A hand-written form including a description of the plant Rhododendron lanceolatum
Data Capture notes for the Malaysian species Rhododendron lanceolatum, which is growing in RBGE’s research glasshouses


A series of photographs is taken, including close-up details such as flowers, leaves, and stem characteristics. These photographs have a variety of uses, such as research, publications, social media, or blogs such as this one!

Herbarium specimen

An important part of the data capture process is the pressing and drying of part – or sometimes all – of the plant to create a herbarium specimen.

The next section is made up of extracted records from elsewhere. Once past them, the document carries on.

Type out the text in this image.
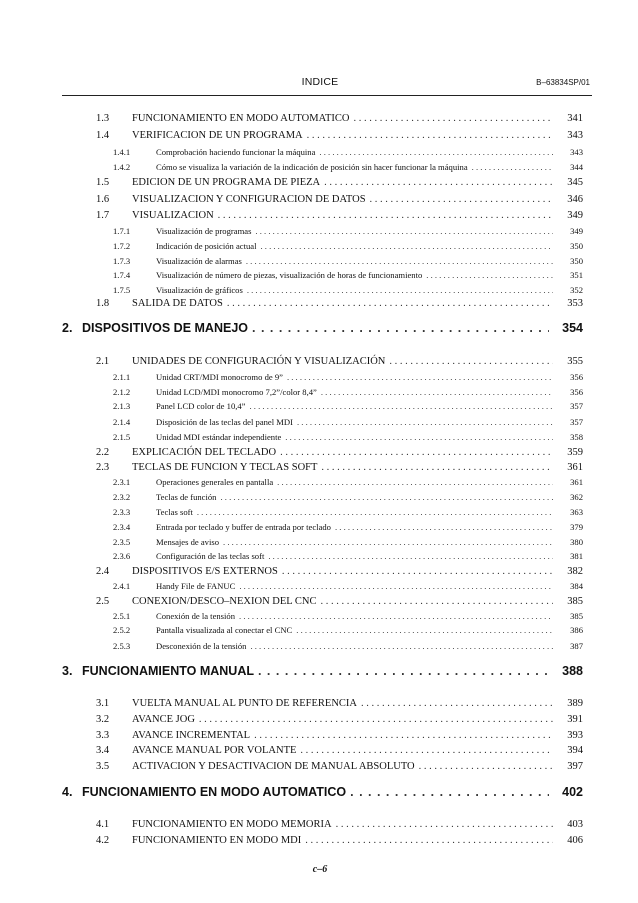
INDICE	B–63834SP/01
1.3	FUNCIONAMIENTO EN MODO AUTOMATICO . . .	341
1.4	VERIFICACION DE UN PROGRAMA . . .	343
1.4.1	Comprobación haciendo funcionar la máquina . . .	343
1.4.2	Cómo se visualiza la variación de la indicación de posición sin hacer funcionar la máquina . . .	344
1.5	EDICION DE UN PROGRAMA DE PIEZA . . .	345
1.6	VISUALIZACION Y CONFIGURACION DE DATOS . . .	346
1.7	VISUALIZACION . . .	349
1.7.1	Visualización de programas . . .	349
1.7.2	Indicación de posición actual . . .	350
1.7.3	Visualización de alarmas . . .	350
1.7.4	Visualización de número de piezas, visualización de horas de funcionamiento . . .	351
1.7.5	Visualización de gráficos . . .	352
1.8	SALIDA DE DATOS . . .	353
2. DISPOSITIVOS DE MANEJO . . .	354
2.1	UNIDADES DE CONFIGURACIÓN Y VISUALIZACIÓN . . .	355
2.1.1	Unidad CRT/MDI monocromo de 9” . . .	356
2.1.2	Unidad LCD/MDI monocromo 7,2”/color 8,4” . . .	356
2.1.3	Panel LCD color de 10,4” . . .	357
2.1.4	Disposición de las teclas del panel MDI . . .	357
2.1.5	Unidad MDI estándar independiente . . .	358
2.2	EXPLICACIÓN DEL TECLADO . . .	359
2.3	TECLAS DE FUNCION Y TECLAS SOFT . . .	361
2.3.1	Operaciones generales en pantalla . . .	361
2.3.2	Teclas de función . . .	362
2.3.3	Teclas soft . . .	363
2.3.4	Entrada por teclado y buffer de entrada por teclado . . .	379
2.3.5	Mensajes de aviso . . .	380
2.3.6	Configuración de las teclas soft . . .	381
2.4	DISPOSITIVOS E/S EXTERNOS . . .	382
2.4.1	Handy File de FANUC . . .	384
2.5	CONEXION/DESCO–NEXION DEL CNC . . .	385
2.5.1	Conexión de la tensión . . .	385
2.5.2	Pantalla visualizada al conectar el CNC . . .	386
2.5.3	Desconexión de la tensión . . .	387
3. FUNCIONAMIENTO MANUAL . . .	388
3.1	VUELTA MANUAL AL PUNTO DE REFERENCIA . . .	389
3.2	AVANCE JOG . . .	391
3.3	AVANCE INCREMENTAL . . .	393
3.4	AVANCE MANUAL POR VOLANTE . . .	394
3.5	ACTIVACION Y DESACTIVACION DE MANUAL ABSOLUTO . . .	397
4. FUNCIONAMIENTO EN MODO AUTOMATICO . . .	402
4.1	FUNCIONAMIENTO EN MODO MEMORIA . . .	403
4.2	FUNCIONAMIENTO EN MODO MDI . . .	406
c–6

This ensures the plant’s key characteristics are preserved for future studies; if cared for properly, a specimen can last for centuries.

Scientist Axel Poulsen cuts some palm leaves, and then folds them ready for pressing
Scientist Axel Poulsen collects plant material ready for pressing

The parts of the plant that help to identify it are collected for a herbarium specimen; this usually includes flowers, leaves, and fruits if available.

The specimen is placed in our drying room and weighted down; after a few days it is pressed and dried and can be moved to the herbarium.

a large weight sits on a wooden frame containing herbarium specimens
Herbarium specimens weighted down in RBGE’s drying room
a pressed and dried plant specimen
Rhododendron lanceolatum, pressed and dried for a herbarium specimen


In recent years, it has become standard practice for RBGE scientists and horticulturists to collect and dry leaf samples, which can later be used to extract DNA. Leaves are torn into small pieces, placed in an empty tea bag, and quickly dried in a container of silica gel.

A pair of hands, one holding some small pieces of leaf, and the other grasping an empty tea bag
Small pieces of leaf are placed in an empty tea bag

The data capture of plants is an example of the successful collaboration between RBGE’s horticulturists and scientists; together we are ensuring our exceptional living collection is recorded and preserved for generations to come.